Wondering what—or who—was out there, George thumbed the activator switch and the laser began to slash deeply into the asteroid’s rocky body. In the airless dark there was no sound; George couldn’t even feel a vibration from the big ungainly machine. The dead rock began to sizzle noiselessly along a pencil-slim line. The cutting laser emitted in the infrared, but even the guide beam of the auxiliary laser was invisible until the cutting raised enough dust to reflect its thin red pointing finger.

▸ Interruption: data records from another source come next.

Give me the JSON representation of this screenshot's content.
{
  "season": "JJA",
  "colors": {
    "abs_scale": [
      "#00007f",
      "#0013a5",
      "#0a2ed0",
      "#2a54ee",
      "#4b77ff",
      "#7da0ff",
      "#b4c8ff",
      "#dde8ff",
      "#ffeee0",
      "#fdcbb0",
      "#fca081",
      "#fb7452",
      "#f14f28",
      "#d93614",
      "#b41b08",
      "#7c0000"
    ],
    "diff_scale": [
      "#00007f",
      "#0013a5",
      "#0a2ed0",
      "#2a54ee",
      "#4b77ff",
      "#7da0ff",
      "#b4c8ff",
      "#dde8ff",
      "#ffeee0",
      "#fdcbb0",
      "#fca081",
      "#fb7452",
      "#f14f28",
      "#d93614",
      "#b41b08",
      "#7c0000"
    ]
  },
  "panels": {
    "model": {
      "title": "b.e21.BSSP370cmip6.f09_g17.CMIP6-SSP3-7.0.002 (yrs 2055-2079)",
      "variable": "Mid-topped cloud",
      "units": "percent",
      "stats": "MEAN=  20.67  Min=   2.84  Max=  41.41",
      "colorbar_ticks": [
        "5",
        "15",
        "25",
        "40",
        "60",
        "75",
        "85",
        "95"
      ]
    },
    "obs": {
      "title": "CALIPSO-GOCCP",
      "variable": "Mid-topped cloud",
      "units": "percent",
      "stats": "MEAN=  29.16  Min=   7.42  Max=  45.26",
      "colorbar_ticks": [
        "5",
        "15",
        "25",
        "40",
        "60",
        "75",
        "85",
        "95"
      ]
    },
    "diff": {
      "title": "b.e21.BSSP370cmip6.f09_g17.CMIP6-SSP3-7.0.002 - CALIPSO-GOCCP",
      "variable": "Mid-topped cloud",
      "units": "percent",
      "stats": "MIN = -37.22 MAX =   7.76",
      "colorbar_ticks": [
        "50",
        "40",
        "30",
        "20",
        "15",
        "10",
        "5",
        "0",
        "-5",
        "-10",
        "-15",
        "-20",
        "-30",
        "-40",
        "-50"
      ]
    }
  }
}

Be a lot easier if we could get nanomachines to do this, George thought. I’ve got to twist Kris Cardenas’s arm when we get back to Ceres, make her see how much we need her help. Little buggers could separate the different elements in a rock, atom by atom. All we’d hafta do is scoop up the piles and load ’em on the ship.
Instead, George worked like a common laborer, prying up thick, house-sized slabs of asteroidal rock as the laser’s hot beam cut them loose, clamping them together with buckyball tethers, and ferrying them to Matilda’s bulky propulsion module, which was fitted with attachment points for the cargo. By the time he had carried three such loads, using the jetpack of his suit to move the big slabs, feeling a little like Superman manhandling the massive yet weightless tonnages of ores, he was soaked with perspiration.
“Feels like a bloody swamp in this suit,” he complained aloud as he started back toward the asteroid. “Smells like one, too.”
“It is a ship,” said Nodon.
“You’re sure?”
“I can see its image on the display screen.”
“Give ’em another hail, then. See who they are.” George didn’t like the idea of another ship in the vicinity. It can’t be coincidence, he told himself.
He landed deftly on the asteroid about fifty meters from where the laser was still slicing up the rock. Why would a ship be heading toward us? Who are they?
Dorik Harbin sat at the controls of Shanidar, his dark bearded face impassive, his darker eyes riveted on the CCD display from the ship’s optical sensors. He could see the flashes of laser-heated rock spurting up from the asteroid and the glints of light they cast on the Waltzing Matilda, parked in orbit around the asteroid. The information from Grigor had been accurate, as usual. There was the ship, precisely where Grigor had said it would be.